West Atlantic — created just four years ago from the merger of Sweden’s West Air Europe and the UK’s Atlantic Airlines — was to take delivery of an initial order of three A320P2Fs aircraft on lease from AerCap. Deliveries were set for between 2012 and mid-2013, with the option of a further four aircraft by 2015. The first planes, of course, never made it.
“We were attracted to the A320P2F for the capabilities it was offering, particularly with its 21- to 22-tonne payload,” Russell Ladkin, sales and operations director of West Atlantic, recently told Air Cargo World. “Also, obviously, we were being offered very advantageous terms to become the launch customer for this aircraft.”
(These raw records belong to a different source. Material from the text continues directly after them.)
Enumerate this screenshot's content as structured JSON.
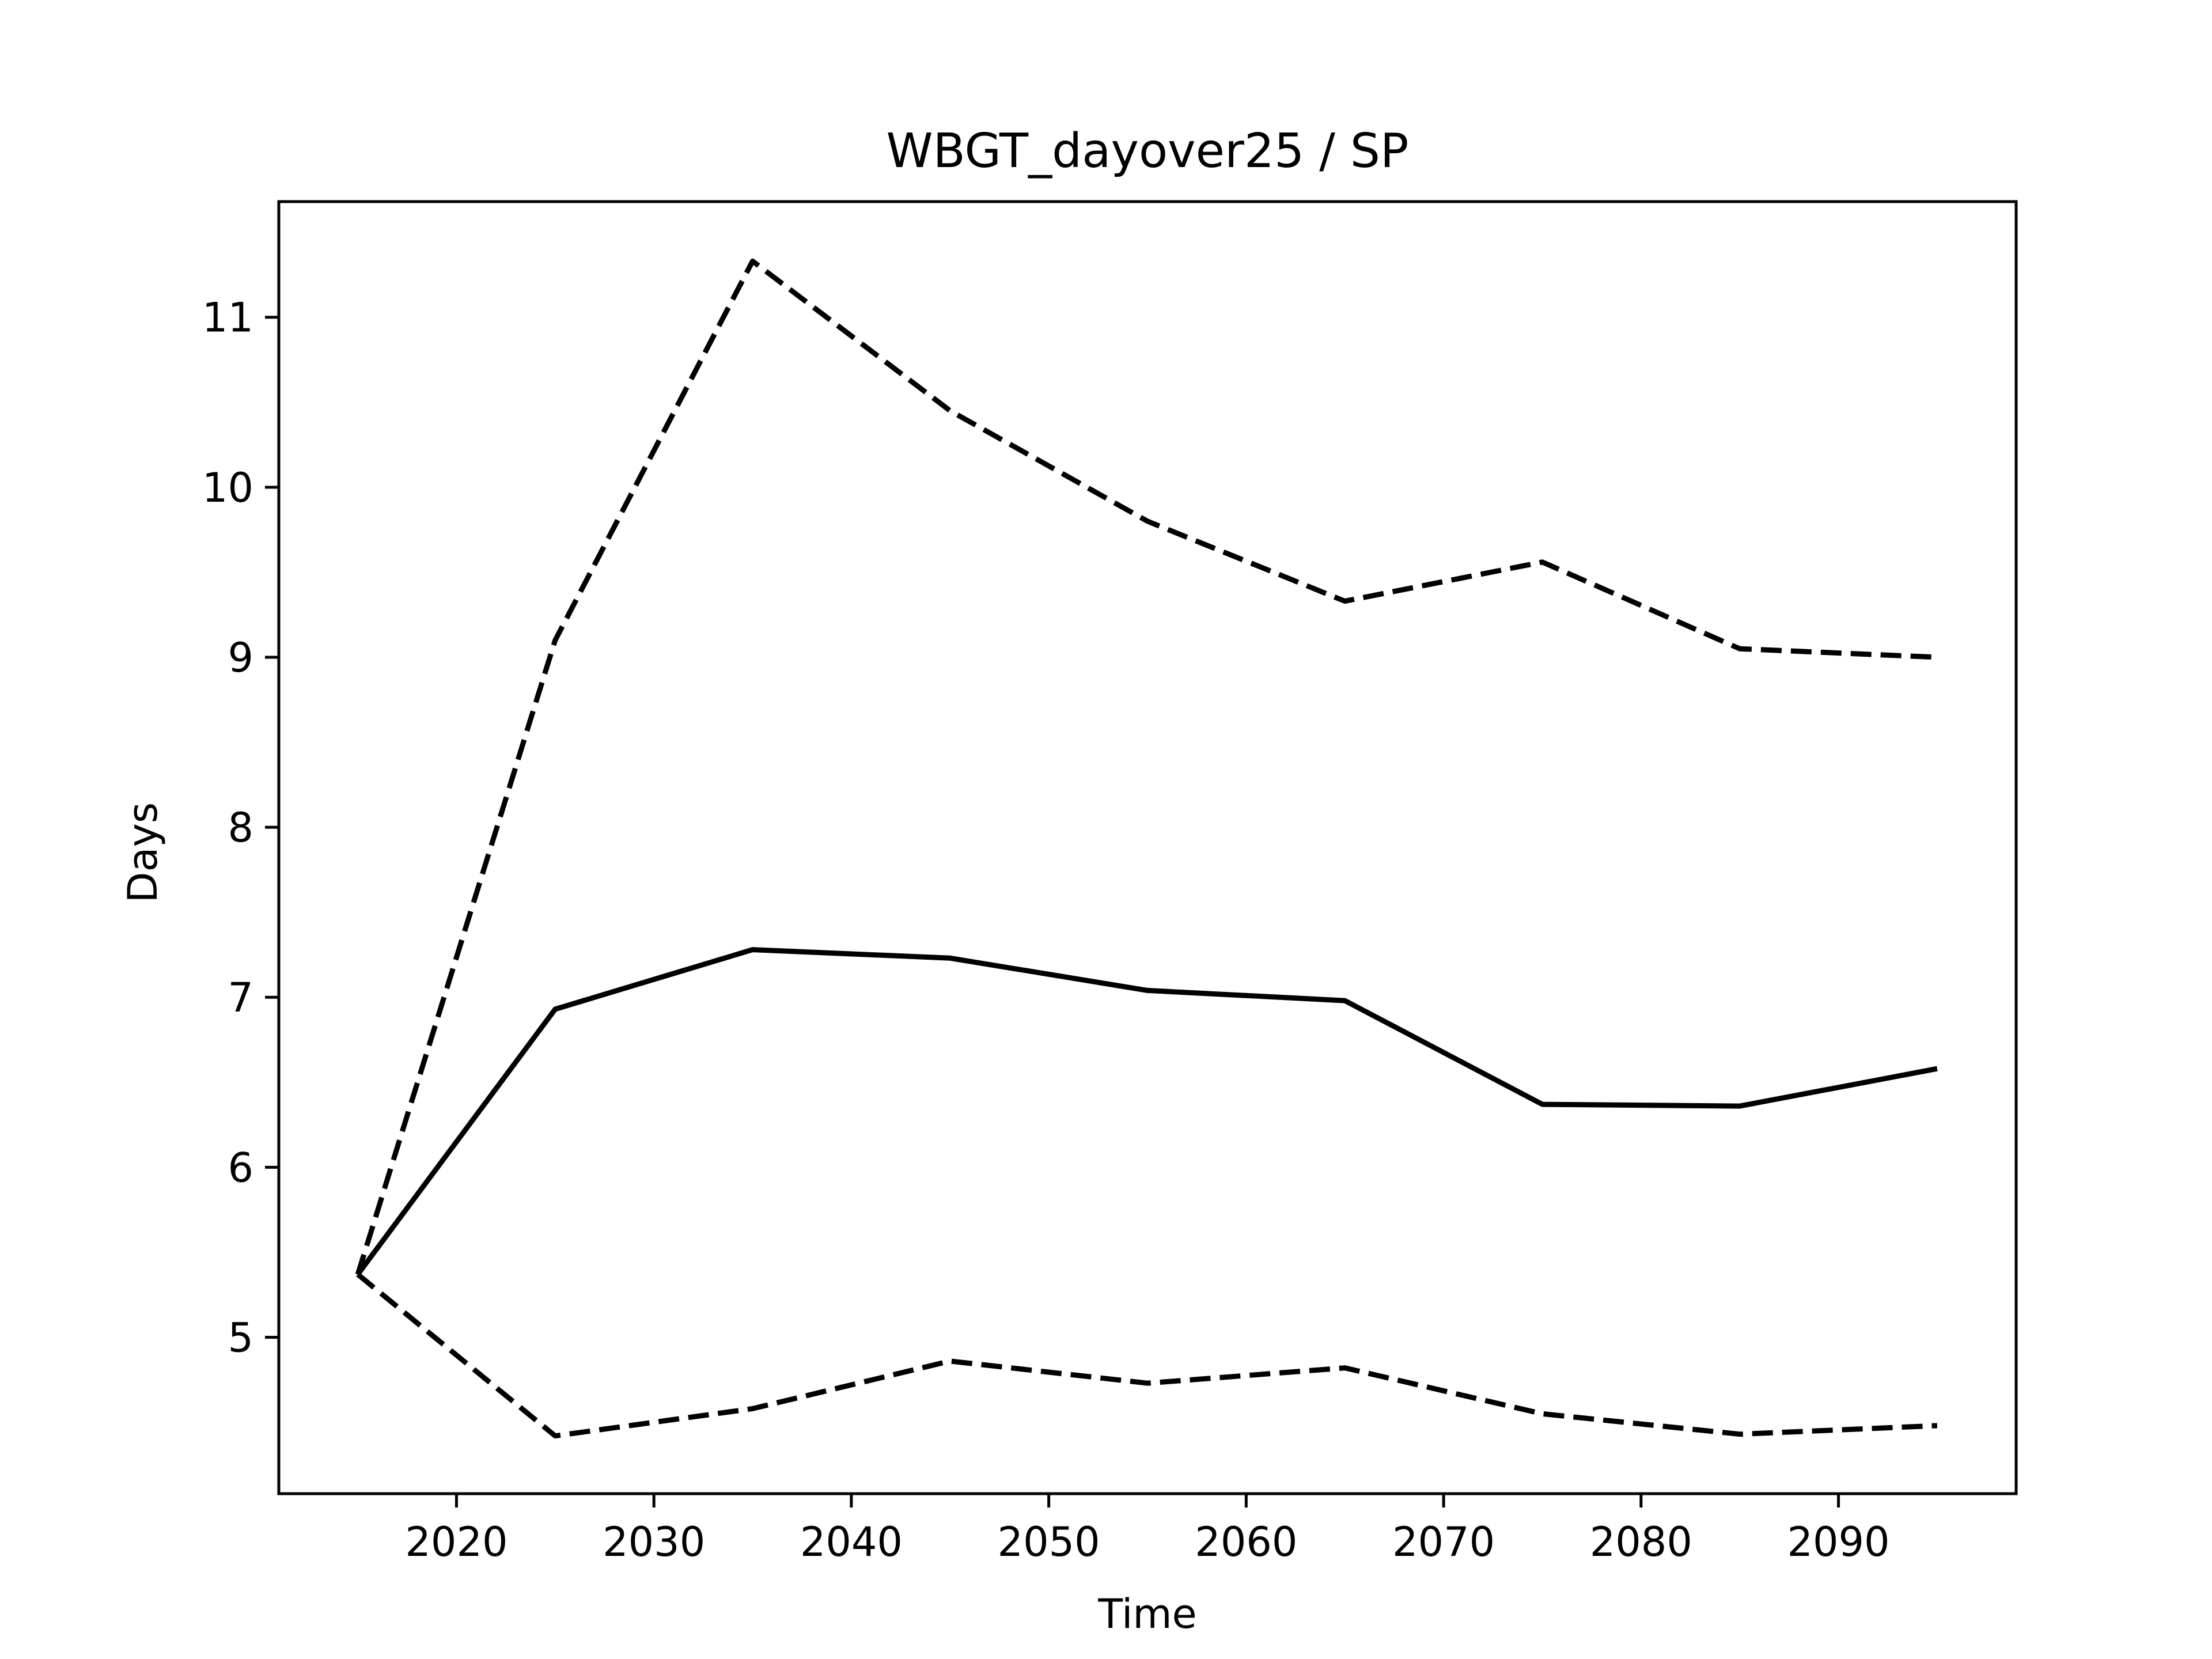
{
  "chart_data": {
    "type": "line",
    "title": "WBGT_dayover25 / SP",
    "xlabel": "Time",
    "ylabel": "Days",
    "x": [
      2015,
      2025,
      2035,
      2045,
      2055,
      2065,
      2075,
      2085,
      2095
    ],
    "series": [
      {
        "style": "solid",
        "values": [
          5.37,
          6.93,
          7.28,
          7.23,
          7.04,
          6.98,
          6.37,
          6.36,
          6.58
        ]
      },
      {
        "style": "dashed",
        "values": [
          5.37,
          9.1,
          11.33,
          10.45,
          9.8,
          9.33,
          9.56,
          9.05,
          9.0
        ]
      },
      {
        "style": "dashed",
        "values": [
          5.37,
          4.42,
          4.58,
          4.86,
          4.73,
          4.82,
          4.55,
          4.43,
          4.48
        ]
      }
    ],
    "xlim": [
      2011,
      2099
    ],
    "ylim": [
      4.08,
      11.68
    ],
    "xticks": [
      "2020",
      "2030",
      "2040",
      "2050",
      "2060",
      "2070",
      "2080",
      "2090"
    ],
    "yticks": [
      "5",
      "6",
      "7",
      "8",
      "9",
      "10",
      "11"
    ],
    "grid": false,
    "line_color": "#000000"
  }
}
West Atlantic’s customers are the express operators, integrators and European mail companies looking for supplementary and largely overnight freighter lift. Currently, the company’s business mix is divided almost evenly between the European mail houses and the express operators.
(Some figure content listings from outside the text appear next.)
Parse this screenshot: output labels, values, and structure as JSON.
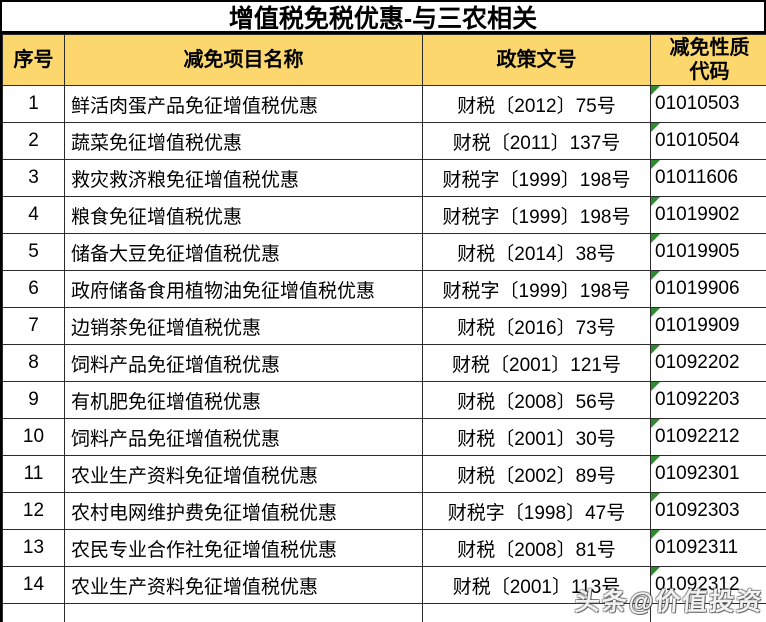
{
  "title": "增值税免税优惠-与三农相关",
  "watermark": "头条@价值投资",
  "colors": {
    "header_bg": "#fbd76e",
    "serial_bg": "#d7e4bc",
    "grid_line": "#2b2b2b",
    "error_triangle": "#2e8b2e"
  },
  "table": {
    "columns": [
      {
        "key": "index",
        "label": "序号"
      },
      {
        "key": "name",
        "label": "减免项目名称"
      },
      {
        "key": "policy",
        "label": "政策文号"
      },
      {
        "key": "code",
        "label": "减免性质\n代码"
      }
    ],
    "rows": [
      {
        "index": "1",
        "name": "鲜活肉蛋产品免征增值税优惠",
        "policy": "财税〔2012〕75号",
        "code": "01010503"
      },
      {
        "index": "2",
        "name": "蔬菜免征增值税优惠",
        "policy": "财税〔2011〕137号",
        "code": "01010504"
      },
      {
        "index": "3",
        "name": "救灾救济粮免征增值税优惠",
        "policy": "财税字〔1999〕198号",
        "code": "01011606"
      },
      {
        "index": "4",
        "name": "粮食免征增值税优惠",
        "policy": "财税字〔1999〕198号",
        "code": "01019902"
      },
      {
        "index": "5",
        "name": "储备大豆免征增值税优惠",
        "policy": "财税〔2014〕38号",
        "code": "01019905"
      },
      {
        "index": "6",
        "name": "政府储备食用植物油免征增值税优惠",
        "policy": "财税字〔1999〕198号",
        "code": "01019906"
      },
      {
        "index": "7",
        "name": "边销茶免征增值税优惠",
        "policy": "财税〔2016〕73号",
        "code": "01019909"
      },
      {
        "index": "8",
        "name": "饲料产品免征增值税优惠",
        "policy": "财税〔2001〕121号",
        "code": "01092202"
      },
      {
        "index": "9",
        "name": "有机肥免征增值税优惠",
        "policy": "财税〔2008〕56号",
        "code": "01092203"
      },
      {
        "index": "10",
        "name": "饲料产品免征增值税优惠",
        "policy": "财税〔2001〕30号",
        "code": "01092212"
      },
      {
        "index": "11",
        "name": "农业生产资料免征增值税优惠",
        "policy": "财税〔2002〕89号",
        "code": "01092301"
      },
      {
        "index": "12",
        "name": "农村电网维护费免征增值税优惠",
        "policy": "财税字〔1998〕47号",
        "code": "01092303"
      },
      {
        "index": "13",
        "name": "农民专业合作社免征增值税优惠",
        "policy": "财税〔2008〕81号",
        "code": "01092311"
      },
      {
        "index": "14",
        "name": "农业生产资料免征增值税优惠",
        "policy": "财税〔2001〕113号",
        "code": "01092312"
      }
    ]
  }
}
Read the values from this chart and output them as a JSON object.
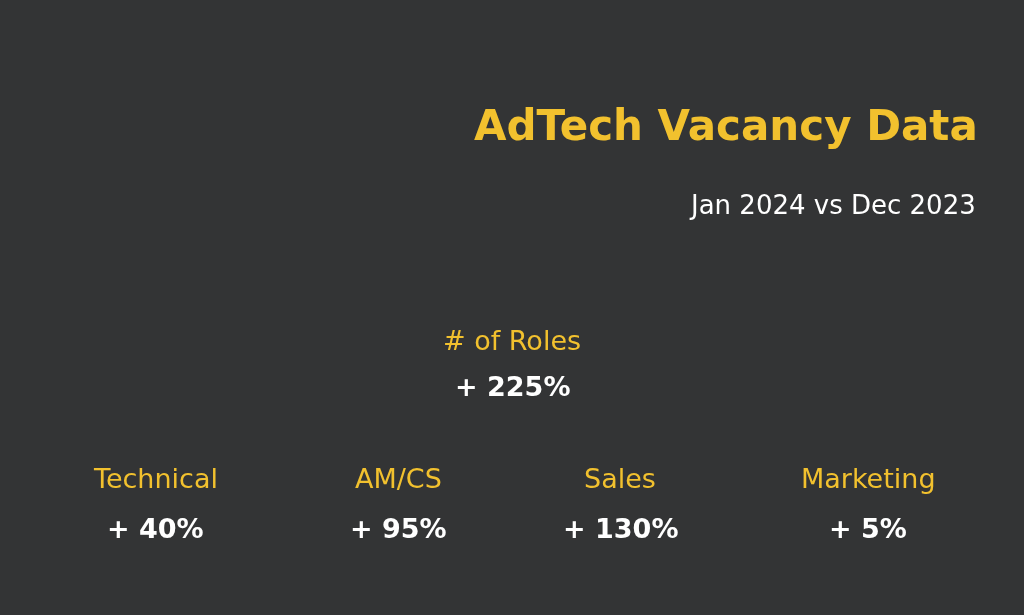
{
  "chart_data": {
    "type": "other",
    "title": "AdTech Vacancy Data",
    "subtitle": "Jan 2024 vs Dec 2023",
    "categories": [
      "# of Roles",
      "Technical",
      "AM/CS",
      "Sales",
      "Marketing"
    ],
    "values": [
      225,
      40,
      95,
      130,
      5
    ],
    "value_labels": [
      "+ 225%",
      "+ 40%",
      "+ 95%",
      "+ 130%",
      "+ 5%"
    ],
    "color": "#f2c12e"
  }
}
The carrier operates an eclectic mix of 38 BAE ATPs, three Bombardier CRJ-200sPFs, three Lockheed Electras, two B737-300Fs and one ATR-72. With this fleet, it lays claim to be Europe’s biggest cargo airline, but that does not disguise the fact that it is still a relatively small player in the greater aviation market. So it was a bold decision by the airline to put itself forward as the launch customer for the Airbus A320 passenger-to-freighter conversion project.
West Atlantic officials became concerned about the order, Ladkin said, not for its initial aircraft intake, but for the four aircraft that were to follow. “We were looking for fixed-cost savings that could match the B737-400F,” Ladkin said. “What Airbus was offering was a freighter with fixed costs 20-percent higher than the B737-400F.”
So it comes as little surprise that West Atlantic has now gone for the B737F option with the acquisition of two B737-300Fs. “Ideally, we want to move onto the B737-400F, which has a comparable payload to the proposed A320P2F and offers an extra pallet position over the B737-300F,” Ladkin said.
“If we do head in that direction,” he continued, “we would be looking at a fleet size of between six and seven aircraft over the next two years.”